RE: Being Mean to Statists
When we attempt to shame or belittle others, its always an act of violence.
Are you sure about that? This sounds like a tactic one could use to avoid all forms of confrontation. If one bends their language so far that nothing substantive can be said because some people will be shamed as a result, is that not also violence by omission (because you failed to correct a bad behavior that bit them badly in the future)? I think one must understand that shame is a useful emotion if it is truly on correct moral ground. That is far more important, than protecting the egos of statist psychopaths.
I can also think of one biblical quote that disagrees...
"For the LORD disciplines those he loves, and he punishes each one he accepts as his child." - Hebrews 12:6
Hey thanks for your reply.
Its got nothing to do with ''protecting the egos of statist psychopaths'' it is about actually changing the perspectives of people we disagree with.
Quotations from a book that is all about creating blind obedience to the self appointed authority of the church and state cuts no ice in me at all. In reality religion is one of most disturbing aspects to the control grid that we face.
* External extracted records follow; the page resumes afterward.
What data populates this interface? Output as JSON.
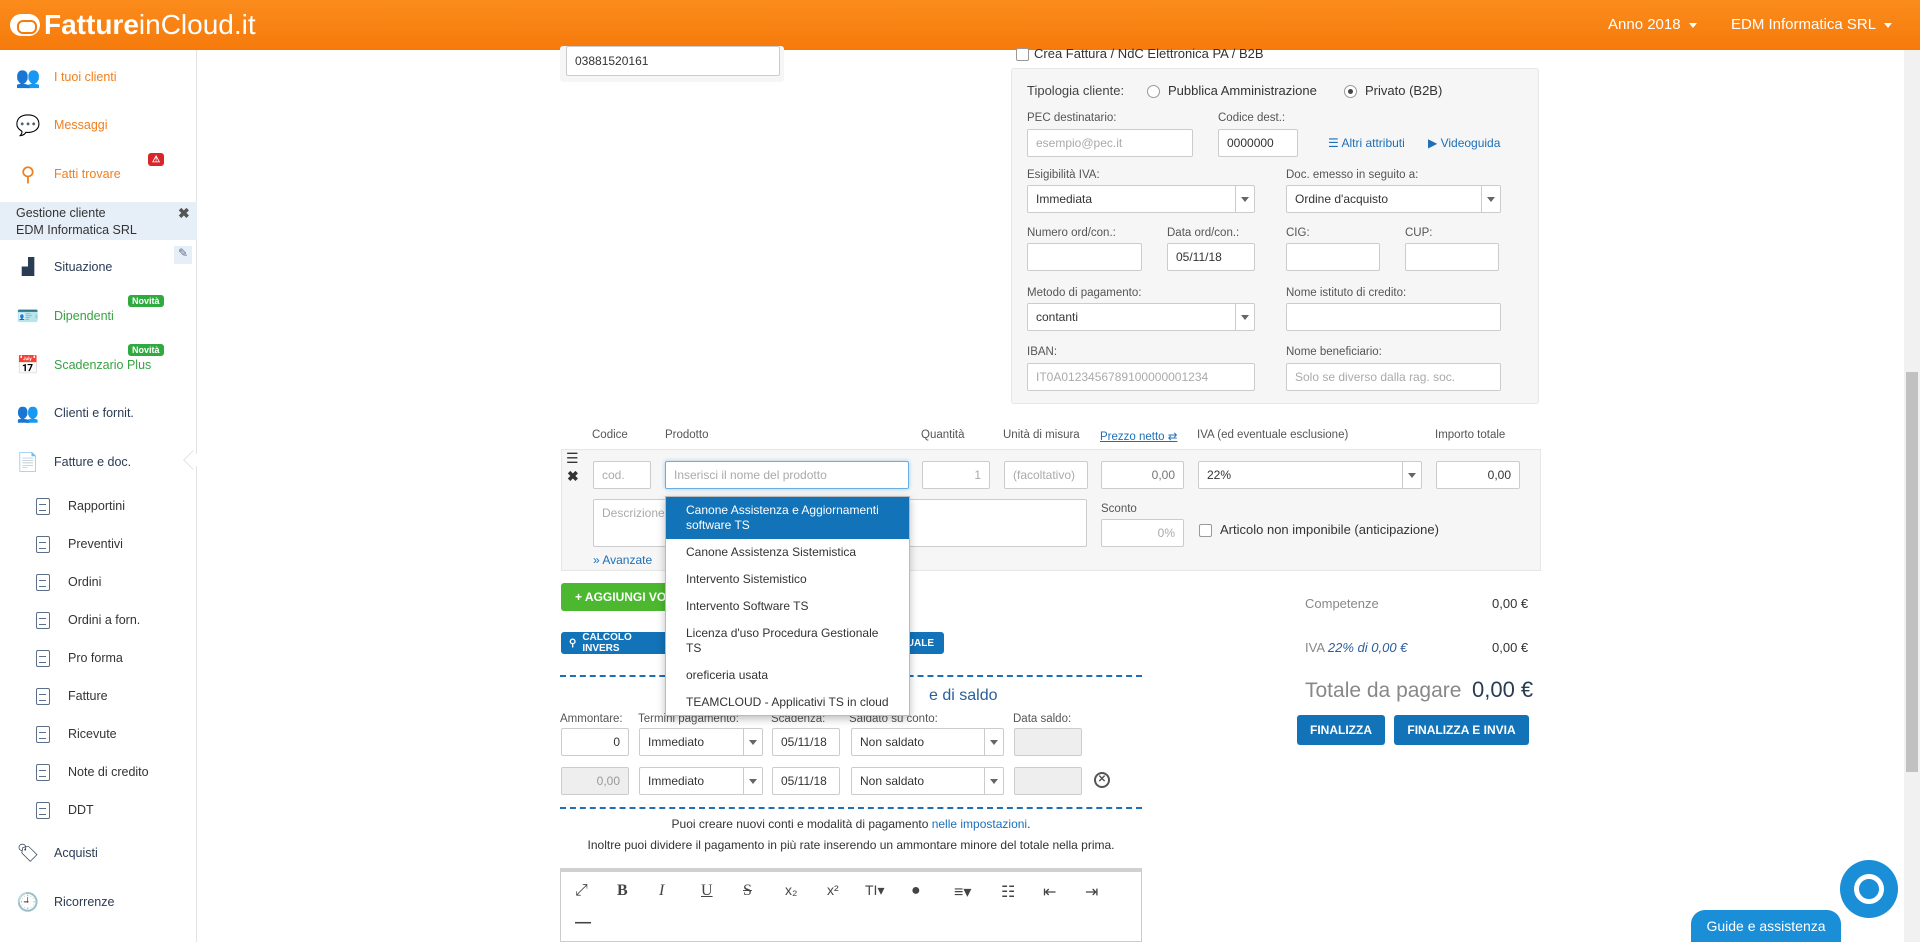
{
  "topbar": {
    "brand_bold": "Fatture",
    "brand_light": "inCloud.it",
    "year": "Anno 2018",
    "company": "EDM Informatica SRL"
  },
  "sidebar": {
    "top": [
      {
        "label": "I tuoi clienti",
        "icon": "users-icon"
      },
      {
        "label": "Messaggi",
        "icon": "chat-icon"
      },
      {
        "label": "Fatti trovare",
        "icon": "search-icon"
      }
    ],
    "client_box": {
      "title": "Gestione cliente",
      "name": "EDM Informatica SRL"
    },
    "items": [
      {
        "label": "Situazione",
        "icon": "bar-chart-icon"
      },
      {
        "label": "Dipendenti",
        "icon": "id-card-icon",
        "badge": "Novità"
      },
      {
        "label": "Scadenzario Plus",
        "icon": "calendar-icon",
        "badge": "Novità"
      },
      {
        "label": "Clienti e fornit.",
        "icon": "people-icon"
      },
      {
        "label": "Fatture e doc.",
        "icon": "document-icon"
      }
    ],
    "subitems": [
      "Rapportini",
      "Preventivi",
      "Ordini",
      "Ordini a forn.",
      "Pro forma",
      "Fatture",
      "Ricevute",
      "Note di credito",
      "DDT"
    ],
    "bottom": [
      {
        "label": "Acquisti",
        "icon": "tags-icon"
      },
      {
        "label": "Ricorrenze",
        "icon": "clock-icon"
      }
    ]
  },
  "form": {
    "piva_value": "03881520161",
    "einvoice_label": "Crea Fattura / NdC Elettronica PA / B2B",
    "tipologia_label": "Tipologia cliente:",
    "tipologia_pa": "Pubblica Amministrazione",
    "tipologia_b2b": "Privato (B2B)",
    "pec_label": "PEC destinatario:",
    "pec_placeholder": "esempio@pec.it",
    "codice_dest_label": "Codice dest.:",
    "codice_dest_value": "0000000",
    "altri_attributi": "Altri attributi",
    "videoguida": "Videoguida",
    "esigibilita_label": "Esigibilità IVA:",
    "esigibilita_value": "Immediata",
    "doc_emesso_label": "Doc. emesso in seguito a:",
    "doc_emesso_value": "Ordine d'acquisto",
    "numero_ord_label": "Numero ord/con.:",
    "data_ord_label": "Data ord/con.:",
    "data_ord_value": "05/11/18",
    "cig_label": "CIG:",
    "cup_label": "CUP:",
    "metodo_label": "Metodo di pagamento:",
    "metodo_value": "contanti",
    "istituto_label": "Nome istituto di credito:",
    "iban_label": "IBAN:",
    "iban_placeholder": "IT0A0123456789100000001234",
    "beneficiario_label": "Nome beneficiario:",
    "beneficiario_placeholder": "Solo se diverso dalla rag. soc."
  },
  "items_table": {
    "headers": {
      "codice": "Codice",
      "prodotto": "Prodotto",
      "quantita": "Quantità",
      "unita": "Unità di misura",
      "prezzo": "Prezzo netto ⇄",
      "iva": "IVA (ed eventuale esclusione)",
      "importo": "Importo totale"
    },
    "codice_placeholder": "cod.",
    "prodotto_placeholder": "Inserisci il nome del prodotto",
    "quantita_value": "1",
    "unita_placeholder": "(facoltativo)",
    "prezzo_value": "0,00",
    "iva_value": "22%",
    "importo_value": "0,00",
    "descrizione_placeholder": "Descrizione",
    "sconto_label": "Sconto",
    "sconto_placeholder": "0%",
    "non_imponibile_label": "Articolo non imponibile (anticipazione)",
    "avanzate": "» Avanzate"
  },
  "dropdown": [
    "Canone Assistenza e Aggiornamenti software TS",
    "Canone Assistenza Sistemistica",
    "Intervento Sistemistico",
    "Intervento Software TS",
    "Licenza d'uso Procedura Gestionale TS",
    "oreficeria usata",
    "TEAMCLOUD - Applicativi TS in cloud"
  ],
  "buttons": {
    "aggiungi": "+ AGGIUNGI VO",
    "calcolo": "CALCOLO INVERS",
    "manuale": "UALE",
    "finalizza": "FINALIZZA",
    "finalizza_invia": "FINALIZZA E INVIA"
  },
  "saldo": {
    "title_fragment": "e di saldo"
  },
  "payments": {
    "headers": {
      "ammontare": "Ammontare:",
      "termini": "Termini pagamento:",
      "scadenza": "Scadenza:",
      "saldato": "Saldato su conto:",
      "data_saldo": "Data saldo:"
    },
    "rows": [
      {
        "ammontare": "0",
        "termini": "Immediato",
        "scadenza": "05/11/18",
        "saldato": "Non saldato"
      },
      {
        "ammontare": "0,00",
        "termini": "Immediato",
        "scadenza": "05/11/18",
        "saldato": "Non saldato"
      }
    ],
    "note_line1_pre": "Puoi creare nuovi conti e modalità di pagamento ",
    "note_line1_link": "nelle impostazioni",
    "note_line1_post": ".",
    "note_line2": "Inoltre puoi dividere il pagamento in più rate inserendo un ammontare minore del totale nella prima."
  },
  "totals": {
    "competenze_label": "Competenze",
    "competenze_value": "0,00 €",
    "iva_label_pre": "IVA",
    "iva_label_rate": "22% di 0,00 €",
    "iva_value": "0,00 €",
    "totale_label": "Totale da pagare",
    "totale_value": "0,00 €"
  },
  "help": {
    "guide": "Guide e assistenza"
  }
}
Just look at Adam and Eve's reaction after eating the fruit. They experienced shame, and changed not one bit.
I was also schooled in the view that the light bringer Satan, was the figure who gave certain people the knowladge to manipulate, govern and enslave others. Inducing shame in others is a good way of doing that.
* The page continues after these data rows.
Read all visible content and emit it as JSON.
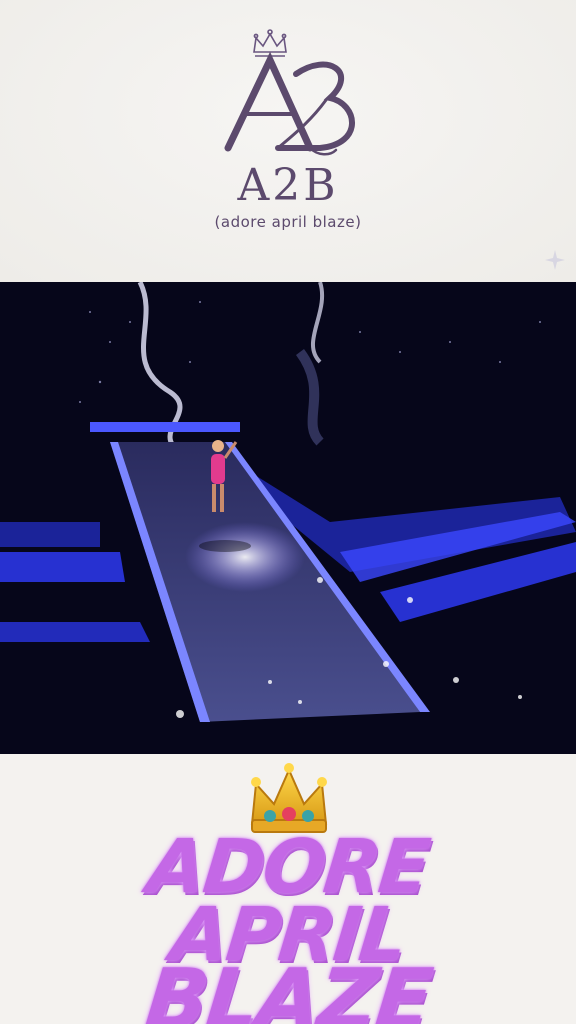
{
  "logo": {
    "title": "A2B",
    "subtitle": "(adore april blaze)"
  },
  "graffiti": {
    "line1": "ADORE",
    "line2": "APRIL",
    "line3": "BLAZE"
  },
  "icons": [
    "crown-icon",
    "sparkle-icon",
    "crown-emoji-icon"
  ],
  "colors": {
    "logo_purple": "#5c4a6d",
    "graffiti_purple": "#c468e6",
    "stage_blue": "#2f3cff"
  }
}
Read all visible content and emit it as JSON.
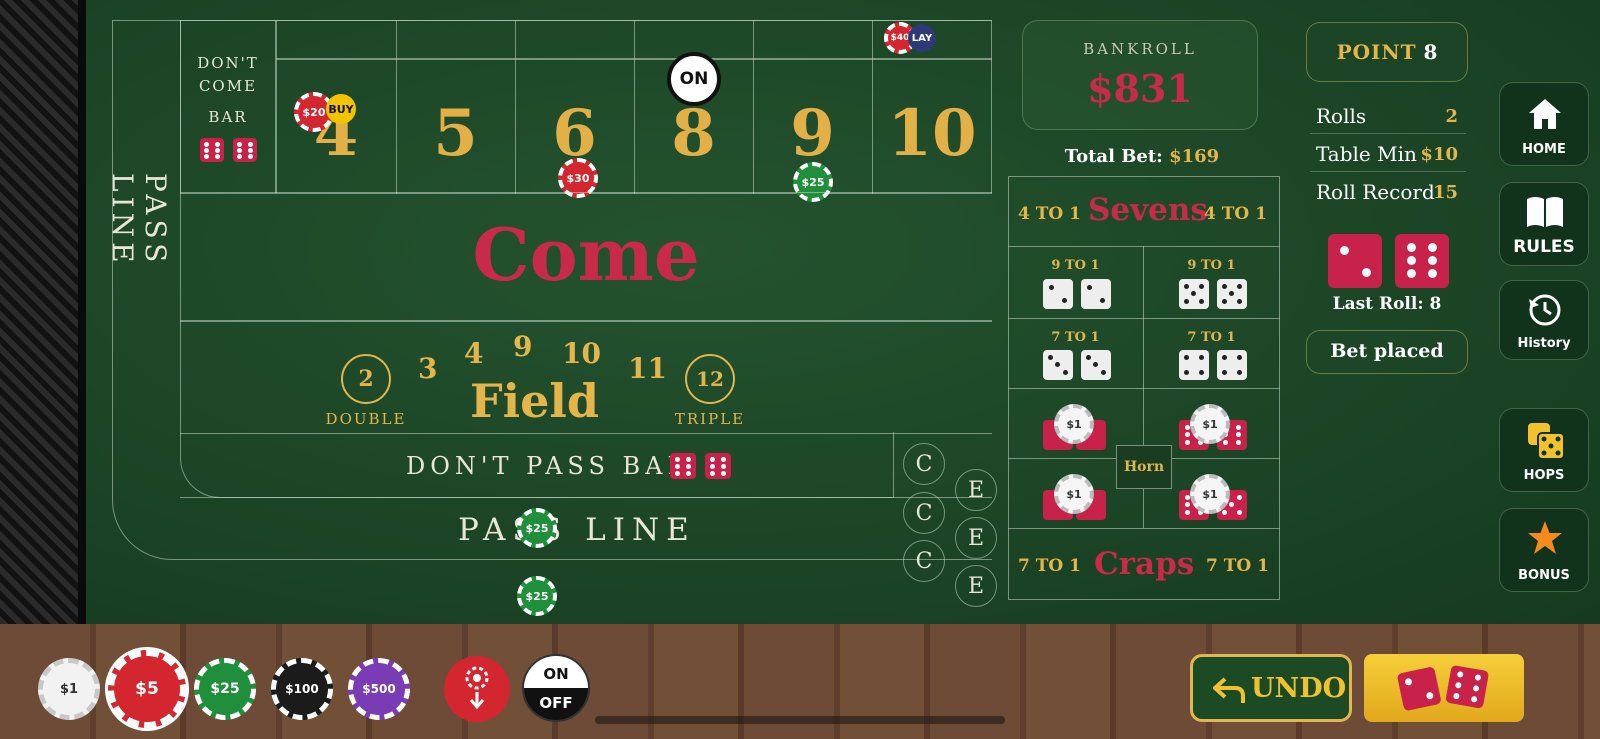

Yes, that one is kind of obvious and I hesitated about including it for that reason. But I remembered it because I studied the bible long before I became a voluntarist.
However, that quote still tells you that even those who promote such things know better. Larken already talked about changing the perspectives of those we disagree with in that video, but I would say that there are times when you just have to be blunt with the truth.
Yes, but notice that I said that one has to be on correct moral ground to use shame righteously. That makes all the difference in the world. The reason shame works negatively to "govern, manipulate and enslave others" is because they are already slaves to ego. It doesn't always work in one direction only.
My point is that shame will always lock people into their pattern.
Its just making ourselves feel better, feel more dominant. And I can be as guilty as the next person, and i feel a shame, i will be locked into that pattern and hate myself for it : )
And yea I have spent way too many hours reading the bible myself.
If that's how one feels after speaking truth, then it's not coming from a righteous place. I've seen shame come from a different place than that and work positively on occasion. I remember Stephan Molyneux has said something similar saying that using moral arguments is far more effective than using logical arguments.
Again, please don't take the fact that he is now a Trump statist as reason to not see the truth. This would be a form of argument known as "ad-hominem". The truth will often times show up where you least expect it.
I have not even bothered to look at any of Stephan Molyneux's stuff for years because he appears to be driven by ego. Some of stuff is ok and valid but his strategies are crap.
Anyway, we could apply your argument to a situation where I am in contact with person who is emotionally and physically violent to women and children. So I am in a violent situation where I deliver a blow to that person they fall to the ground so i drag the to a doorway and start to slam the door on this persons head between the door and frame around the door way. I may feel dominant and even 'righteous' but I m just a thug at that point. If I employ shaming, it will lock that person into the pattern they are in and I am still a thug.
Of course, but this isn't quite correct:
It's not about whether one feels righteous but whether one really is. Someone doing all the things you say above obviously isn't.
You have to make sure that you are on solid ethical ground and shame ideally isn't caused by accusation (as in public shaming), but by the realization of wrongdoing which can happen in multiple ways when the truth is exposed.
Yes your last paragraph is where all the juice is, its not shame you are really talking about here, its understanding. With new understandings comes the opportunity to make new choices.
The things that concerns me the most are the military and police. We will never win them over by trying to shame them or abuse them in some other way. It never works
However people are makes perfect sense in the context of their own personal experiences.